Um dos principais objetivos era "criar um consenso científico internacional contra a hipótese de que o paraquat é um fator de risco para a doença de Parkinson", afirmam os documentos.
Em outro exemplo de tática da empresa, um advogado externo contratado pela Syngenta para trabalhar com seus cientistas foi solicitado a revisar e sugerir edições nas atas de reuniões internas relacionadas à segurança do paraquat. O advogado pressionou os cientistas a alterarem a "linguagem problemática" e as conclusões científicas consideradas "inúteis" para a defesa corporativa do paraquat.
A decisão da Syngenta de envolver advogados na edição de seus relatórios científicos e outras comunicações de forma a minimizar as descobertas potencialmente relacionadas à saúde pública é inaceitável, disse Wendy Wagner, professora de direito da Universidade do Texas que atuou em várias Academias Nacionais de Ciências comitês. "Claramente, os advogados estão envolvidos para limitar a responsabilidade", disse ela.
"Isso acontece regularmente nos casos em que a pesquisa interna de uma corporação a coloca em alto risco de processos judiciais caros. Lamentavelmente, esse tipo de redação legal eficaz de relatórios científicos acontece com muita frequência na indústria química. Cientificamente, não parece aceitável." disse Vagner.
Quando solicitado a comentar sobre o conteúdo dos documentos, um porta-voz da Syngenta disse: "Nos preocupamos profundamente com a saúde e o bem-estar dos agricultores e nos dedicamos a fornecer a eles produtos seguros e eficazes. Como uma empresa responsável, gastamos milhões de dólares em testando nossos produtos para torná-los seguros para o uso pretendido."
A Syngenta disse ainda que houve mais de 1.200 estudos de paraquat e nenhum "estabeleceu uma conexão causal entre o paraquat e a doença de Parkinson".

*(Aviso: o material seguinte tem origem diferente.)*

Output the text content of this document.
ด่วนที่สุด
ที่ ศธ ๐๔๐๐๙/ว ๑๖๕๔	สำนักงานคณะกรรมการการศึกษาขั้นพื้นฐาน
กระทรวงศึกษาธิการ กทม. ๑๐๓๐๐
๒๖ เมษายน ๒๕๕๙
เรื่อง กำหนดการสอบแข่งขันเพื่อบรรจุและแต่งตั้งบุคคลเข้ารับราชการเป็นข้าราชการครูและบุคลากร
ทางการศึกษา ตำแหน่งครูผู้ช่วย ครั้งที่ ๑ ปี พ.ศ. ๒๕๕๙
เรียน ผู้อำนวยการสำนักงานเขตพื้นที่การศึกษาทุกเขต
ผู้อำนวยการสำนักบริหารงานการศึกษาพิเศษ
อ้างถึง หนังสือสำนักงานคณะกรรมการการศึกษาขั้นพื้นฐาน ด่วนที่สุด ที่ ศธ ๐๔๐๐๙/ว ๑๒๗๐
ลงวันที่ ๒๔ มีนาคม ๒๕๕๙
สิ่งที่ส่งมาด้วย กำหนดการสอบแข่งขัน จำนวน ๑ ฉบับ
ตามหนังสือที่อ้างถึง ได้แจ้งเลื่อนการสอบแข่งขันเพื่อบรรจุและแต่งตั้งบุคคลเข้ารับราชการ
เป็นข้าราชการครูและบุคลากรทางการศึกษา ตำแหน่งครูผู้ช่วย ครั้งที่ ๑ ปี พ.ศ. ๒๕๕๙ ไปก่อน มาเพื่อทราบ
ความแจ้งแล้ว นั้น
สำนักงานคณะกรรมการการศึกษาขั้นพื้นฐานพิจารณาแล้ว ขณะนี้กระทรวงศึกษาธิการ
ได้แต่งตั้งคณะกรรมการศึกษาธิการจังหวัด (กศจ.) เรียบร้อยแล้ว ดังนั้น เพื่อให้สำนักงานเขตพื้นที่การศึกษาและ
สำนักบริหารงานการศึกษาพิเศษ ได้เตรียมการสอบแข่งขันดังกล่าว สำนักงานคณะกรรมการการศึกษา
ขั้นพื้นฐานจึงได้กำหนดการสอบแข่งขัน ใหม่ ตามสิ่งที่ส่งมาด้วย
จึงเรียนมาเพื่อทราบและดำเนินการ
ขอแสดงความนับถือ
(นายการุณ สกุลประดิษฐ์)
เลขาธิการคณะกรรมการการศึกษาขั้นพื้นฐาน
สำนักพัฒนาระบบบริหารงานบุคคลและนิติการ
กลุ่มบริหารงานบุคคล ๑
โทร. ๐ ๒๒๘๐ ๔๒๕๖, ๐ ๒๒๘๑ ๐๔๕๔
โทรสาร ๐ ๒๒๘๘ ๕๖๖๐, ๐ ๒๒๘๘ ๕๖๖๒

O porta-voz da Syngenta, Saswato Das, escreveu:
Preocupamo-nos profundamente com a saúde e o bem-estar dos agricultores e dedicamo-nos a fornecer-lhes produtos seguros e eficazes. Como uma empresa responsável, gastamos milhões de dólares em testes de nossos produtos para torná-los seguros para o uso pretendido.
Houve mais de 1.200 estudos sobre paraquat e nenhuma – repito: nenhuma – publicação científica revisada por pares estabeleceu uma conexão causal entre o paraquat e a doença de Parkinson. Em um artigo revisado por pares de 2021, o Dr. Douglas Weed, médico e epidemiologista com mais de 25 anos de experiência em pesquisa epidemiológica sem vínculos com a Syngenta, concluiu após uma revisão da literatura científica: "Nenhum autor de qualquer revisão publicada declarou que foi estabelecido que a exposição ao paraquat causa a doença de Parkinson, independentemente dos métodos usados e da fonte de financiamento." Como tal, ele determinou que "existe um consenso na comunidade científica de que as evidências disponíveis não justificam a alegação de que o paraquat causa a doença de Parkinson".